What is source code, anyway?

28 January 2005 web

I'm preparing a talk on Open Source for a group of project managers, and my contact mentioned that being clear about what source code actually is would help.

So, here we go. I'm sharing this below for the benefit of mankind my two readers.

Apart from that, I'm going to tell them How the ASF works, point them to a paper by the European Working Group on Free Software (mainly about licences but there are lots of good things in there), and talk about the lightweight tools that we use to reach our goals.

Here's the blurb about source code - WDYT?

What is "source code"?

Wikipedia says:

Source code (commonly just source or code) is any series of statements written in some human-readable computer programming language.

and

A computer program's source code is the collection of files that can be converted from human-readable form to an equivalent computer-executable form. The source code is either converted into executable by a compiler for a particular computer architecture, or executed from the human readable form with the aid of an interpreter.

An example in the C language

Here's the source code of a very simple program, written in a programming language called "C":

main() { printf("Hello, World!\n"); }

When compiled and executed, this program displays Hello, World! on screen.

Real programs are much more complex, of course, often consisting of thousands of such source code files, totalizing tens of thousands or even millions of lines of source code.

The compilation process creates a machine-readable binary version of the program, optimized for quick execution on a given computer system.

Before Open Source, this binary version was the only one people would get when they bought software: a static, frozen version of the software.
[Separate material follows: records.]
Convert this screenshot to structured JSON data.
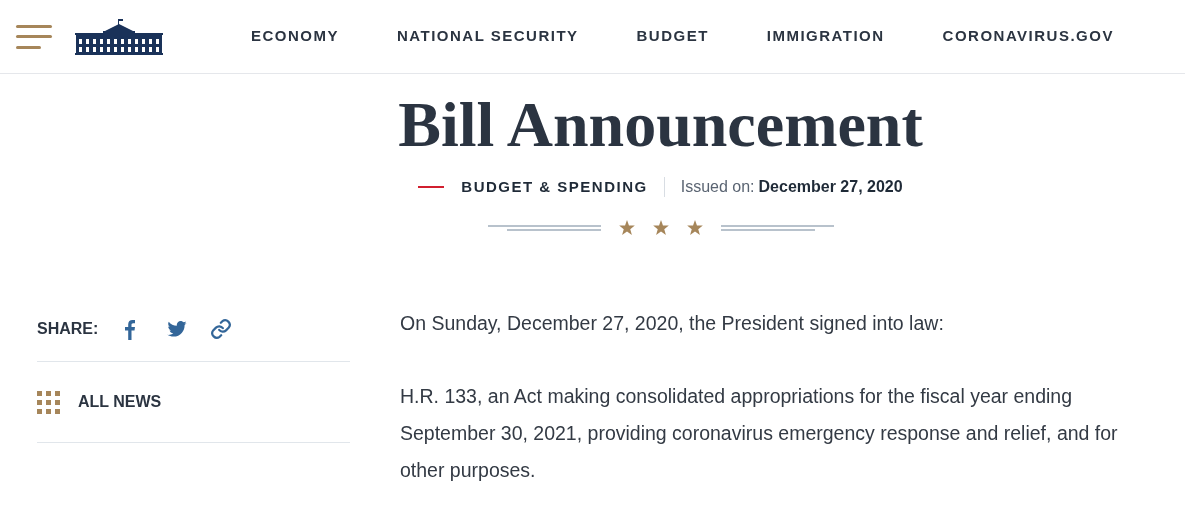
{
  "header": {
    "nav_items": [
      "ECONOMY",
      "NATIONAL SECURITY",
      "BUDGET",
      "IMMIGRATION",
      "CORONAVIRUS.GOV"
    ]
  },
  "article": {
    "title": "Bill Announcement",
    "category": "BUDGET & SPENDING",
    "issued_label": "Issued on:",
    "issued_date": "December 27, 2020",
    "paragraphs": [
      "On Sunday, December 27, 2020, the President signed into law:",
      "H.R. 133, an Act making consolidated appropriations for the fiscal year ending September 30, 2021, providing coronavirus emergency response and relief, and for other purposes."
    ]
  },
  "sidebar": {
    "share_label": "SHARE:",
    "all_news": "ALL NEWS"
  }
}
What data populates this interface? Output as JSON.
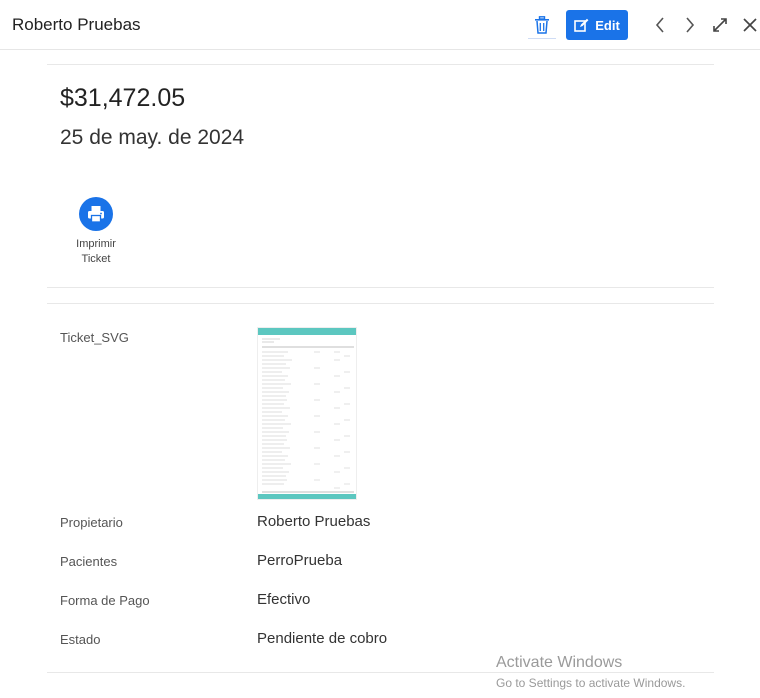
{
  "header": {
    "title": "Roberto Pruebas",
    "edit_label": "Edit"
  },
  "summary": {
    "amount": "$31,472.05",
    "date": "25 de may. de 2024"
  },
  "actions": {
    "print_label_line1": "Imprimir",
    "print_label_line2": "Ticket"
  },
  "fields": {
    "ticket_label": "Ticket_SVG",
    "owner_label": "Propietario",
    "owner_value": "Roberto Pruebas",
    "patients_label": "Pacientes",
    "patients_value": "PerroPrueba",
    "payment_label": "Forma de Pago",
    "payment_value": "Efectivo",
    "status_label": "Estado",
    "status_value": "Pendiente de cobro"
  },
  "watermark": {
    "title": "Activate Windows",
    "subtitle": "Go to Settings to activate Windows."
  },
  "colors": {
    "accent": "#1a73e8",
    "ticket_band": "#5cc7c0"
  },
  "icons": {
    "delete": "trash-icon",
    "edit": "edit-icon",
    "prev": "chevron-left-icon",
    "next": "chevron-right-icon",
    "expand": "expand-icon",
    "close": "close-icon",
    "print": "printer-icon"
  }
}
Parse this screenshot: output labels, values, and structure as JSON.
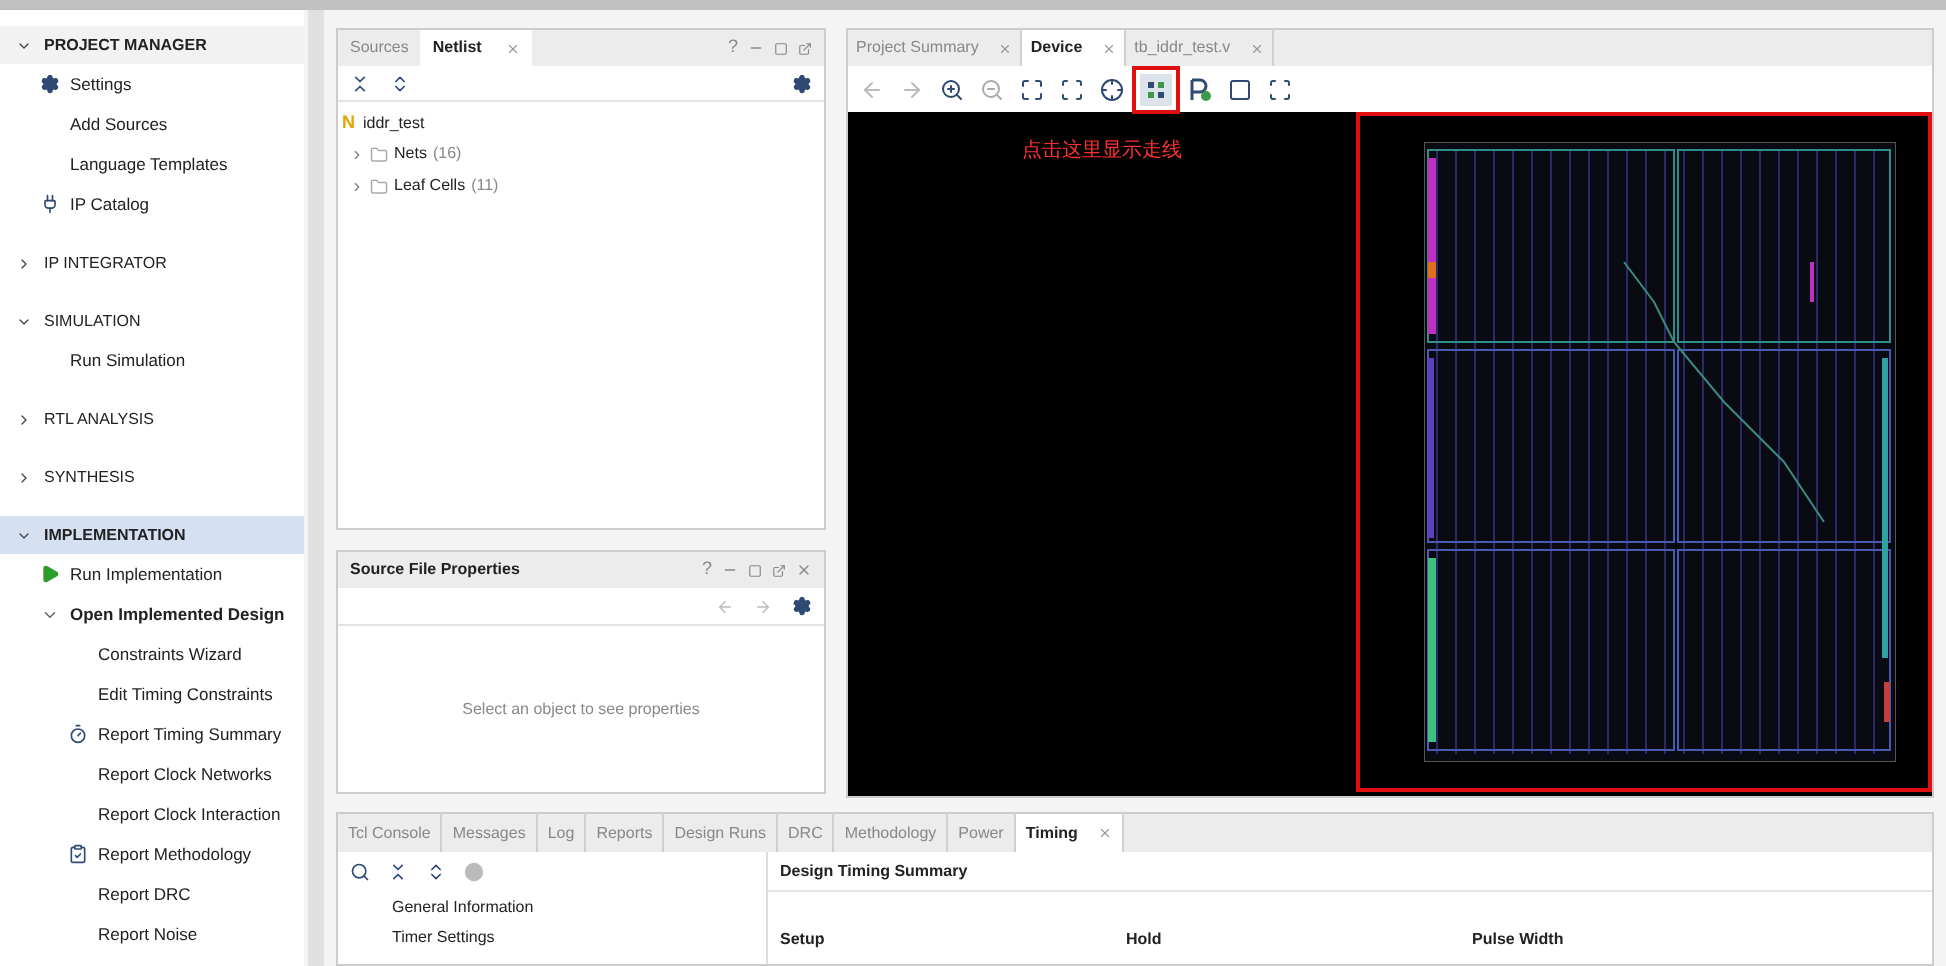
{
  "flow_navigator": {
    "sections": [
      {
        "title": "PROJECT MANAGER",
        "expanded": true,
        "selected": false,
        "items": [
          {
            "label": "Settings",
            "kind": "gear"
          },
          {
            "label": "Add Sources"
          },
          {
            "label": "Language Templates"
          },
          {
            "label": "IP Catalog",
            "kind": "plug"
          }
        ]
      },
      {
        "title": "IP INTEGRATOR",
        "expanded": false,
        "selected": false
      },
      {
        "title": "SIMULATION",
        "expanded": true,
        "selected": false,
        "items": [
          {
            "label": "Run Simulation"
          }
        ]
      },
      {
        "title": "RTL ANALYSIS",
        "expanded": false,
        "selected": false
      },
      {
        "title": "SYNTHESIS",
        "expanded": false,
        "selected": false
      },
      {
        "title": "IMPLEMENTATION",
        "expanded": true,
        "selected": true,
        "items": [
          {
            "label": "Run Implementation",
            "kind": "play"
          },
          {
            "label": "Open Implemented Design",
            "expanded": true,
            "children": [
              {
                "label": "Constraints Wizard"
              },
              {
                "label": "Edit Timing Constraints"
              },
              {
                "label": "Report Timing Summary",
                "kind": "timer"
              },
              {
                "label": "Report Clock Networks"
              },
              {
                "label": "Report Clock Interaction"
              },
              {
                "label": "Report Methodology",
                "kind": "clipboard"
              },
              {
                "label": "Report DRC"
              },
              {
                "label": "Report Noise"
              }
            ]
          }
        ]
      }
    ]
  },
  "netlist_panel": {
    "tabs": [
      {
        "label": "Sources",
        "selected": false
      },
      {
        "label": "Netlist",
        "selected": true
      }
    ],
    "window_buttons": [
      "?"
    ],
    "tree": {
      "label": "iddr_test",
      "badge": "N",
      "children": [
        {
          "label": "Nets",
          "count": "(16)",
          "expanded": false
        },
        {
          "label": "Leaf Cells",
          "count": "(11)",
          "expanded": false
        }
      ]
    }
  },
  "properties_panel": {
    "title": "Source File Properties",
    "window_buttons": [
      "?"
    ],
    "empty_message": "Select an object to see properties"
  },
  "device_panel": {
    "tabs": [
      {
        "label": "Project Summary",
        "selected": false
      },
      {
        "label": "Device",
        "selected": true
      },
      {
        "label": "tb_iddr_test.v",
        "selected": false
      }
    ],
    "annotation": "点击这里显示走线"
  },
  "bottom_panel": {
    "tabs": [
      {
        "label": "Tcl Console",
        "selected": false
      },
      {
        "label": "Messages",
        "selected": false
      },
      {
        "label": "Log",
        "selected": false
      },
      {
        "label": "Reports",
        "selected": false
      },
      {
        "label": "Design Runs",
        "selected": false
      },
      {
        "label": "DRC",
        "selected": false
      },
      {
        "label": "Methodology",
        "selected": false
      },
      {
        "label": "Power",
        "selected": false
      },
      {
        "label": "Timing",
        "selected": true
      }
    ],
    "timing_tree": [
      "General Information",
      "Timer Settings"
    ],
    "summary_title": "Design Timing Summary",
    "columns": [
      "Setup",
      "Hold",
      "Pulse Width"
    ]
  }
}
Here's a binary listing of the compiled version of the above program (on mac OSX, using the od -h command):

0000000 feed face 0000 0012 0000 0000 0000 0002 0000020 0000 000a 0000 0500 0000 0085 0000 0001 0000040 0000 0038 5f5f 5041 4745 5a45 524f 0000 0000060 0000 0000 0000 0000 0000 1000 0000 0000 ... about 400 more lines like this ... 0026360 6e64 5f64 796c 645f 7265 6d6f 7665 5f69 0026400 6d61 6765 5f68 6f6f 6b00 0000 0026414

(Note that "feed face" don't mean "give food to your head", they're hexadecimal values ;-)

As you can imagine, modifying the program from the source code (for example to change the message) is relatively easy, but doing the same change on the binary, compiled version of the program, although theoretically possible, is much harder, and in most practical cases impossible.

Update: thanks to Ezra for pointing out my mistake, the binary was a dump of the source code instead of the compiled version, it is corrected now. Also, the three comments seem to indicate that you readers are indeed more than two. I stand corrected on both points.